E tuttavia la stessa rassegna evidenzia anche la presenza di altri gruppi più aperti e disponibili al dialogo e al confronto che – pur sottolineando i dubbi, le perplessità e le contraddizioni di un percorso tutto da percorrere e da scoprire – testimoniano la possibilità di una maschilità diversa, plurale, avversa all’instaurazione di rapporti di dominio e all’uso della violenza. Gruppi di uomini – questi ultimi – il cui apporto potrebbe rivelarsi particolarmente proficuo nella rimozione delle radici della violenza maschile sulle donne (disabili e non). Questo senza nulla togliere all’utilità della riflessione sviluppata dalle donne (anche disabili) su questi temi, né a quella (più esigua) elaborata dalle persone a contatto con la disabilità (ad esempio: familiari, caregiver e assistenti), che possono diventare esse stesse artefici di violenza nei confronti delle persone disabili (uomini o donne che siano), o possono ritrovarsi in balia della violenza di queste ultime. Come ha spiegato una donna non vedente vittima di maltrattamenti e abusi: «Probabilmente anch’io sono capace di violenza: se riempi un vaso di aceto non puoi offrire del miele» (Bartolucci, 2004).
Prestare attenzione e soccorso alle vittime di violenza è un indicatore di civiltà. Poter contare su un rigoroso impianto giuridico/sanzionatorio ha una rilevanza strategica. Lavorare per accrescere la consapevolezza, l’autostima e l’autoefficacia delle donne è indiscutibilmente importante (non solo in termini di prevenzione della violenza).

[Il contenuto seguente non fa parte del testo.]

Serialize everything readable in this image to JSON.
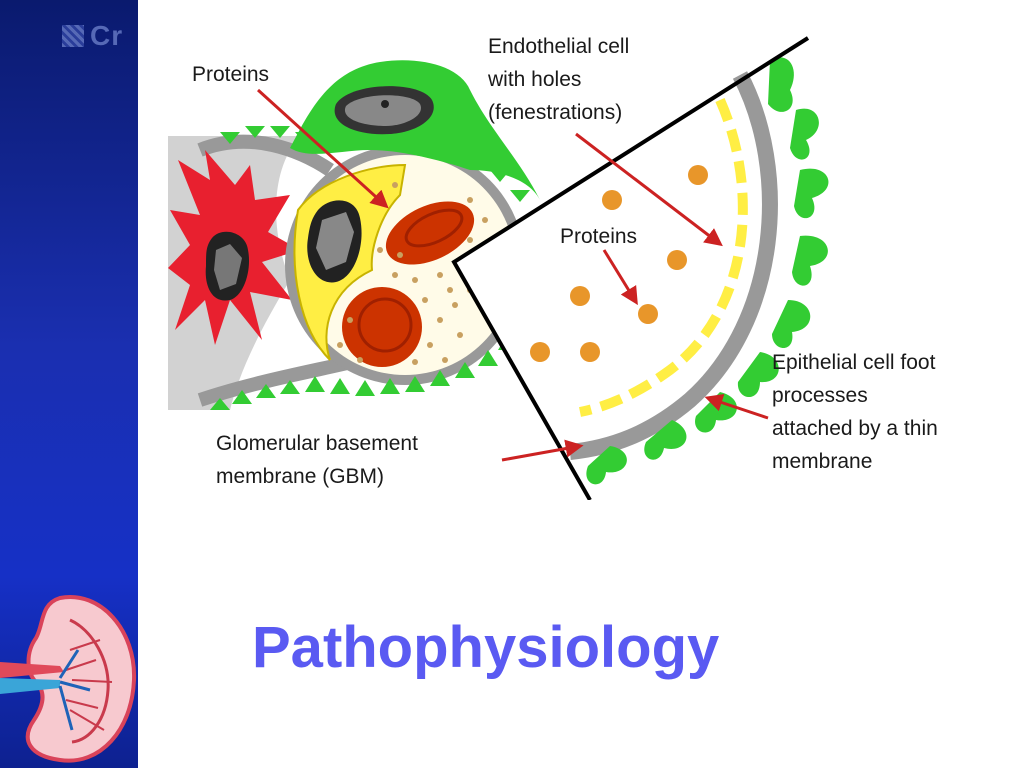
{
  "slide": {
    "logo_text": "Cr",
    "title": "Pathophysiology"
  },
  "labels": {
    "proteins_top": "Proteins",
    "endothelial": [
      "Endothelial cell",
      "with holes",
      "(fenestrations)"
    ],
    "proteins_mid": "Proteins",
    "epithelial": [
      "Epithelial cell foot",
      "processes",
      "attached by a thin",
      "membrane"
    ],
    "gbm": [
      "Glomerular basement",
      "membrane (GBM)"
    ]
  },
  "colors": {
    "sidebar": "#1630c6",
    "title": "#5a5af2",
    "green": "#33cc33",
    "red_cell": "#e8202f",
    "rbc": "#cc3300",
    "protein": "#e8962a",
    "yellow": "#ffee44",
    "gbm_gray": "#999999",
    "arrow": "#cc2222"
  },
  "icons": {
    "logo": "logo-icon",
    "kidney": "kidney-icon"
  }
}
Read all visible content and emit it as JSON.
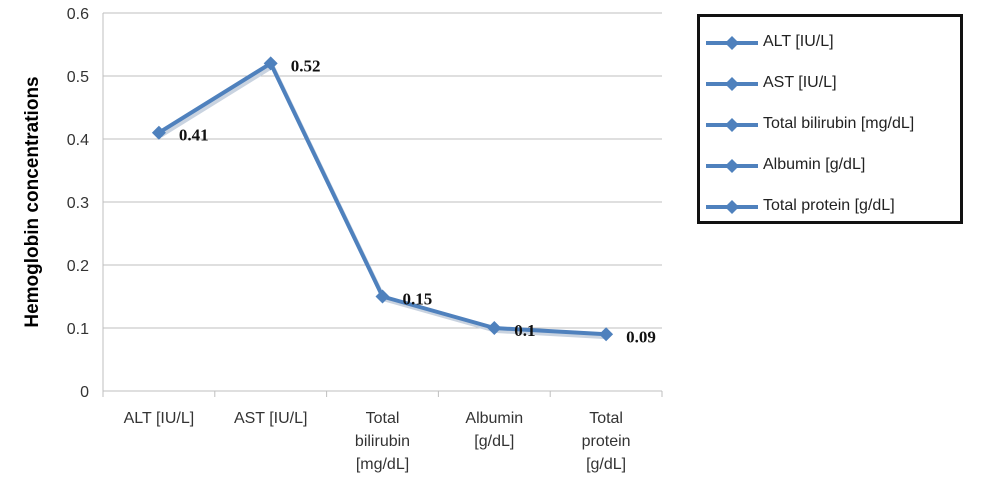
{
  "chart_data": {
    "type": "line",
    "ylabel": "Hemoglobin concentrations",
    "xlabel": "",
    "title": "",
    "ylim": [
      0,
      0.6
    ],
    "yticks": [
      "0",
      "0.1",
      "0.2",
      "0.3",
      "0.4",
      "0.5",
      "0.6"
    ],
    "categories": [
      [
        "ALT [IU/L]"
      ],
      [
        "AST [IU/L]"
      ],
      [
        "Total",
        "bilirubin",
        "[mg/dL]"
      ],
      [
        "Albumin",
        "[g/dL]"
      ],
      [
        "Total",
        "protein",
        "[g/dL]"
      ]
    ],
    "values": [
      0.41,
      0.52,
      0.15,
      0.1,
      0.09
    ],
    "data_labels": [
      "0.41",
      "0.52",
      "0.15",
      "0.1",
      "0.09"
    ],
    "grid": true,
    "legend_position": "right",
    "legend": [
      "ALT [IU/L]",
      "AST [IU/L]",
      "Total bilirubin [mg/dL]",
      "Albumin [g/dL]",
      "Total protein [g/dL]"
    ],
    "line_color": "#4F81BD"
  }
}
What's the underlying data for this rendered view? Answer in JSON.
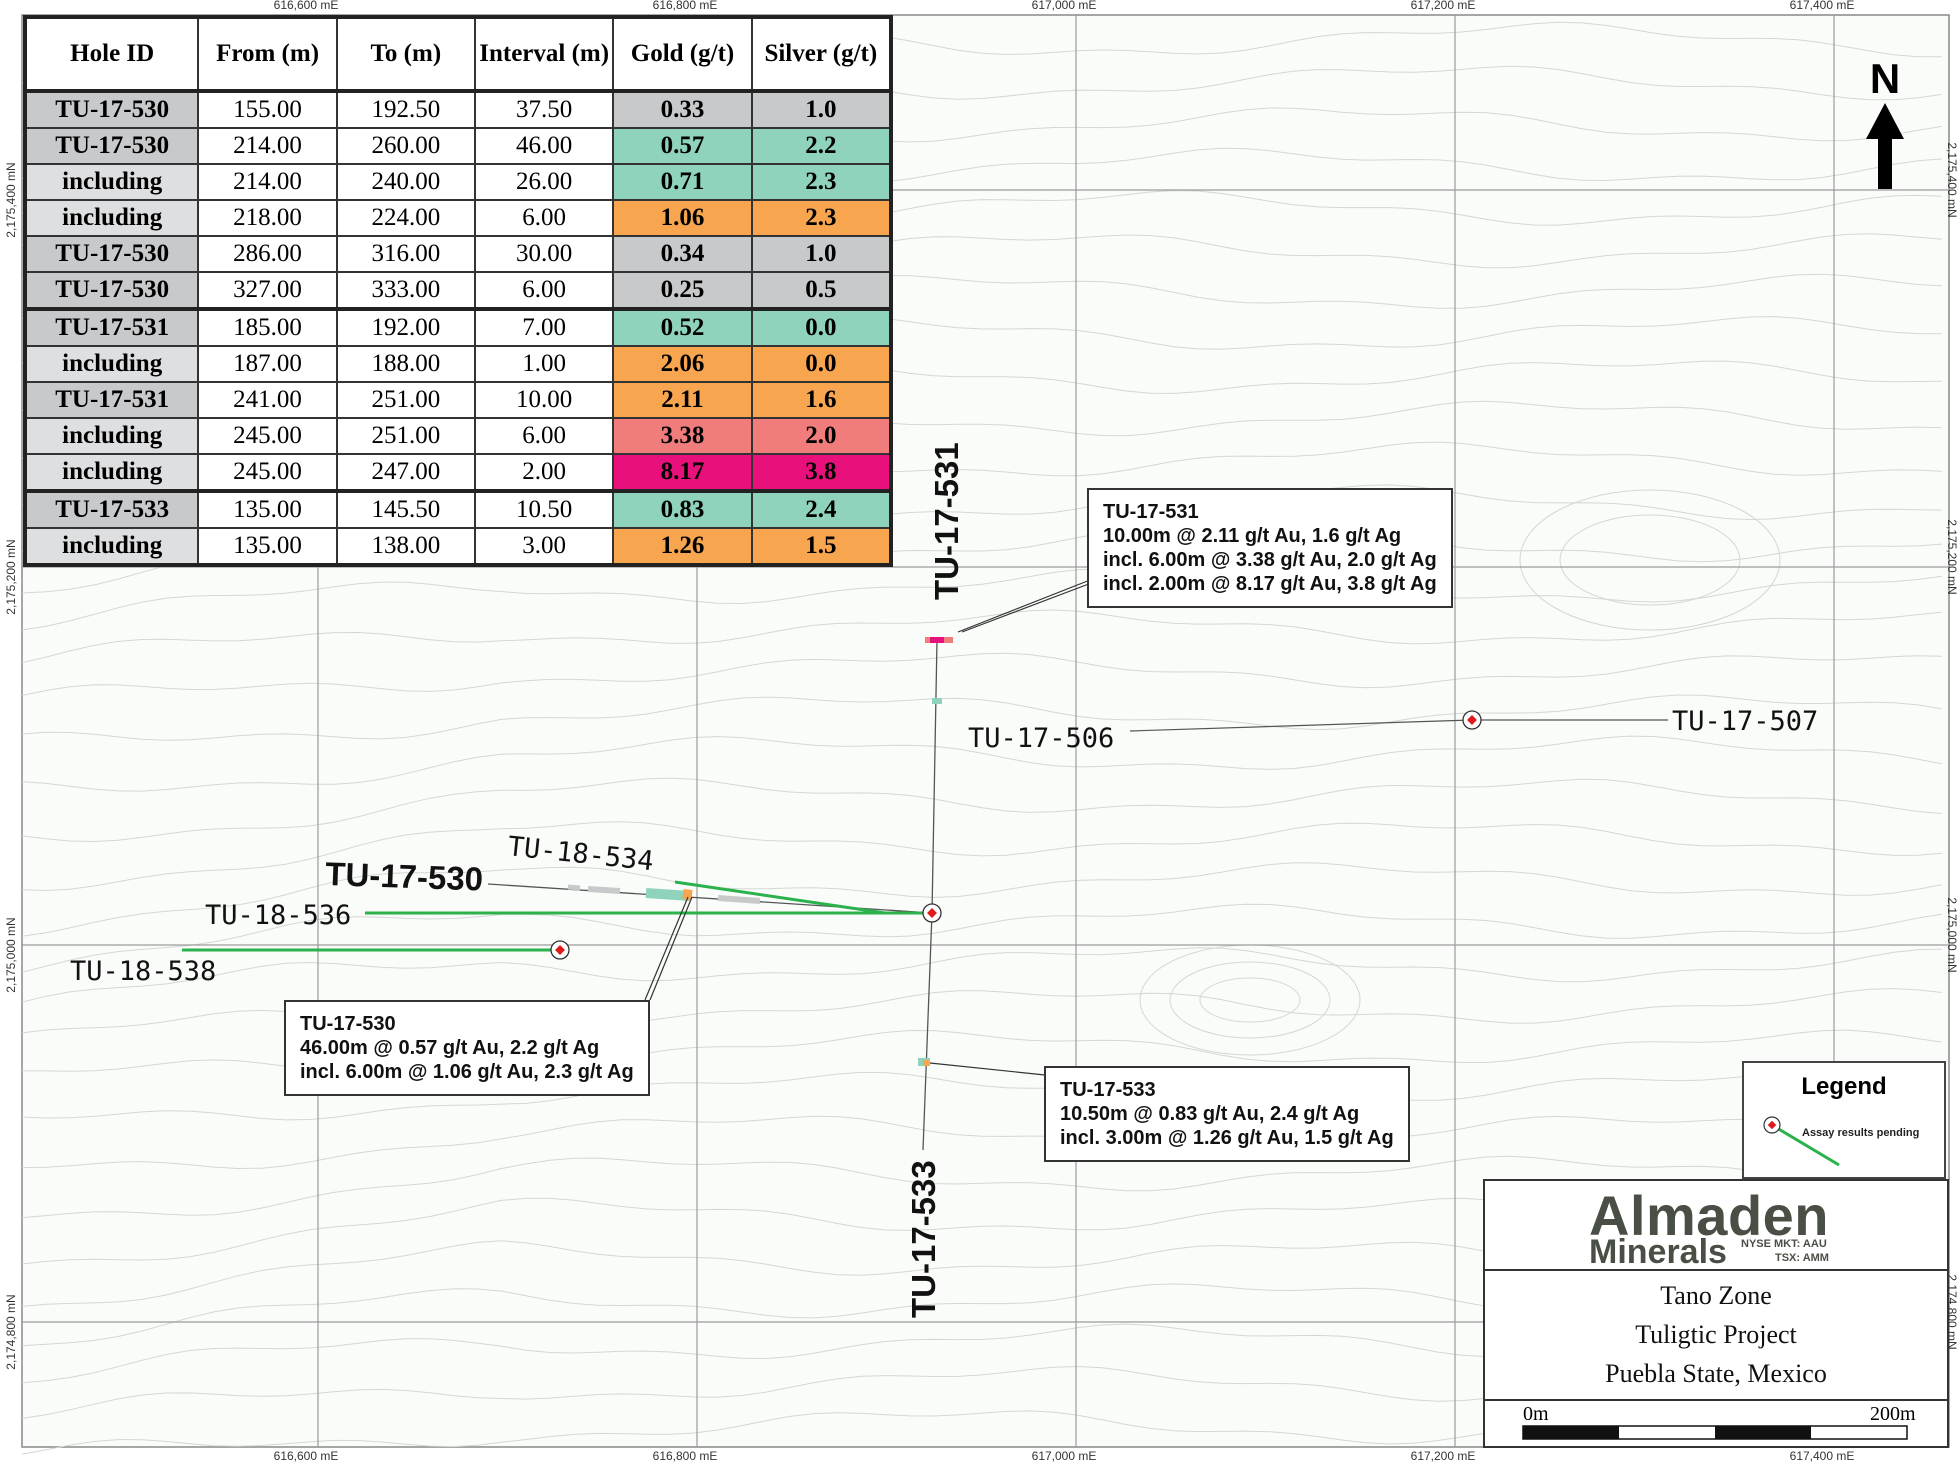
{
  "table": {
    "headers": [
      "Hole ID",
      "From (m)",
      "To (m)",
      "Interval (m)",
      "Gold (g/t)",
      "Silver (g/t)"
    ],
    "rows": [
      {
        "hole": "TU-17-530",
        "from": "155.00",
        "to": "192.50",
        "interval": "37.50",
        "gold": "0.33",
        "silver": "1.0",
        "gold_color": "#c8c9cb",
        "silver_color": "#c8c9cb",
        "group_start": true
      },
      {
        "hole": "TU-17-530",
        "from": "214.00",
        "to": "260.00",
        "interval": "46.00",
        "gold": "0.57",
        "silver": "2.2",
        "gold_color": "#8fd3bc",
        "silver_color": "#8fd3bc"
      },
      {
        "hole": "including",
        "from": "214.00",
        "to": "240.00",
        "interval": "26.00",
        "gold": "0.71",
        "silver": "2.3",
        "gold_color": "#8fd3bc",
        "silver_color": "#8fd3bc"
      },
      {
        "hole": "including",
        "from": "218.00",
        "to": "224.00",
        "interval": "6.00",
        "gold": "1.06",
        "silver": "2.3",
        "gold_color": "#f7a54f",
        "silver_color": "#f7a54f"
      },
      {
        "hole": "TU-17-530",
        "from": "286.00",
        "to": "316.00",
        "interval": "30.00",
        "gold": "0.34",
        "silver": "1.0",
        "gold_color": "#c8c9cb",
        "silver_color": "#c8c9cb"
      },
      {
        "hole": "TU-17-530",
        "from": "327.00",
        "to": "333.00",
        "interval": "6.00",
        "gold": "0.25",
        "silver": "0.5",
        "gold_color": "#c8c9cb",
        "silver_color": "#c8c9cb"
      },
      {
        "hole": "TU-17-531",
        "from": "185.00",
        "to": "192.00",
        "interval": "7.00",
        "gold": "0.52",
        "silver": "0.0",
        "gold_color": "#8fd3bc",
        "silver_color": "#8fd3bc",
        "group_start": true
      },
      {
        "hole": "including",
        "from": "187.00",
        "to": "188.00",
        "interval": "1.00",
        "gold": "2.06",
        "silver": "0.0",
        "gold_color": "#f7a54f",
        "silver_color": "#f7a54f"
      },
      {
        "hole": "TU-17-531",
        "from": "241.00",
        "to": "251.00",
        "interval": "10.00",
        "gold": "2.11",
        "silver": "1.6",
        "gold_color": "#f7a54f",
        "silver_color": "#f7a54f"
      },
      {
        "hole": "including",
        "from": "245.00",
        "to": "251.00",
        "interval": "6.00",
        "gold": "3.38",
        "silver": "2.0",
        "gold_color": "#f07c7c",
        "silver_color": "#f07c7c"
      },
      {
        "hole": "including",
        "from": "245.00",
        "to": "247.00",
        "interval": "2.00",
        "gold": "8.17",
        "silver": "3.8",
        "gold_color": "#e8107a",
        "silver_color": "#e8107a"
      },
      {
        "hole": "TU-17-533",
        "from": "135.00",
        "to": "145.50",
        "interval": "10.50",
        "gold": "0.83",
        "silver": "2.4",
        "gold_color": "#8fd3bc",
        "silver_color": "#8fd3bc",
        "group_start": true
      },
      {
        "hole": "including",
        "from": "135.00",
        "to": "138.00",
        "interval": "3.00",
        "gold": "1.26",
        "silver": "1.5",
        "gold_color": "#f7a54f",
        "silver_color": "#f7a54f"
      }
    ]
  },
  "grid": {
    "eastings": [
      "616,600 mE",
      "616,800 mE",
      "617,000 mE",
      "617,200 mE",
      "617,400 mE"
    ],
    "northings": [
      "2,175,400 mN",
      "2,175,200 mN",
      "2,175,000 mN",
      "2,174,800 mN"
    ]
  },
  "holes": {
    "tu17531": "TU-17-531",
    "tu17530": "TU-17-530",
    "tu17533": "TU-17-533",
    "tu17506": "TU-17-506",
    "tu17507": "TU-17-507",
    "tu18534": "TU-18-534",
    "tu18536": "TU-18-536",
    "tu18538": "TU-18-538"
  },
  "callouts": {
    "c531": {
      "title": "TU-17-531",
      "line1": "10.00m @ 2.11 g/t Au, 1.6 g/t Ag",
      "line2": "incl. 6.00m @ 3.38 g/t Au, 2.0 g/t Ag",
      "line3": "incl. 2.00m @ 8.17 g/t Au, 3.8 g/t Ag"
    },
    "c530": {
      "title": "TU-17-530",
      "line1": "46.00m @ 0.57 g/t Au, 2.2 g/t Ag",
      "line2": "incl. 6.00m @ 1.06 g/t Au, 2.3 g/t Ag"
    },
    "c533": {
      "title": "TU-17-533",
      "line1": "10.50m @ 0.83 g/t Au, 2.4 g/t Ag",
      "line2": "incl. 3.00m @ 1.26 g/t Au, 1.5 g/t Ag"
    }
  },
  "north": "N",
  "legend": {
    "title": "Legend",
    "pending": "Assay results pending",
    "trace_color": "#2bb24c",
    "collar_color": "#e01a1a"
  },
  "title_block": {
    "company": "Almaden",
    "company_sub": "Minerals",
    "nyse": "NYSE MKT: AAU",
    "tsx": "TSX: AMM",
    "line1": "Tano Zone",
    "line2": "Tuligtic Project",
    "line3": "Puebla State, Mexico",
    "scale_start": "0m",
    "scale_end": "200m"
  }
}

Ma queste misure non affrontano la violenza sul nascere. L’azione di soccorso solitamente si attiva quando la violenza è in atto o è già avvenuta, quando la vittima è diventata tale. Il giusto (giustissimo!) inasprimento delle pene per questo genere di reati mostra – alla prova dei fatti – di non essere un deterrente efficace. Una riflessione tutta al femminile non può che esprimere una visione parziale del fenomeno in questione. Per sconfiggere la violenza sul nascere è necessario dunque indagarne le cause e coinvolgere nelle azioni di prevenzione anche chi, per ragioni storico/culturali/ambientali, è più esposto al rischio di farvi ricorso. Eppure quest’ultimo approccio non sembra riscuotere l’attenzione e la visibilità che meriterebbe: si lavora di più per costruire una buona difesa e molto meno per non avere motivo di difendersi.
*Componente del Coordinamento del Gruppo Donne UILDM (Unione Italiana Lotta alla Distrofia Muscolare), nel cui sito il presente testo è già apparso (con il titolo Riflessioni critiche in tema di violenza sulle donne disabili) e viene qui ripreso per gentile concessione.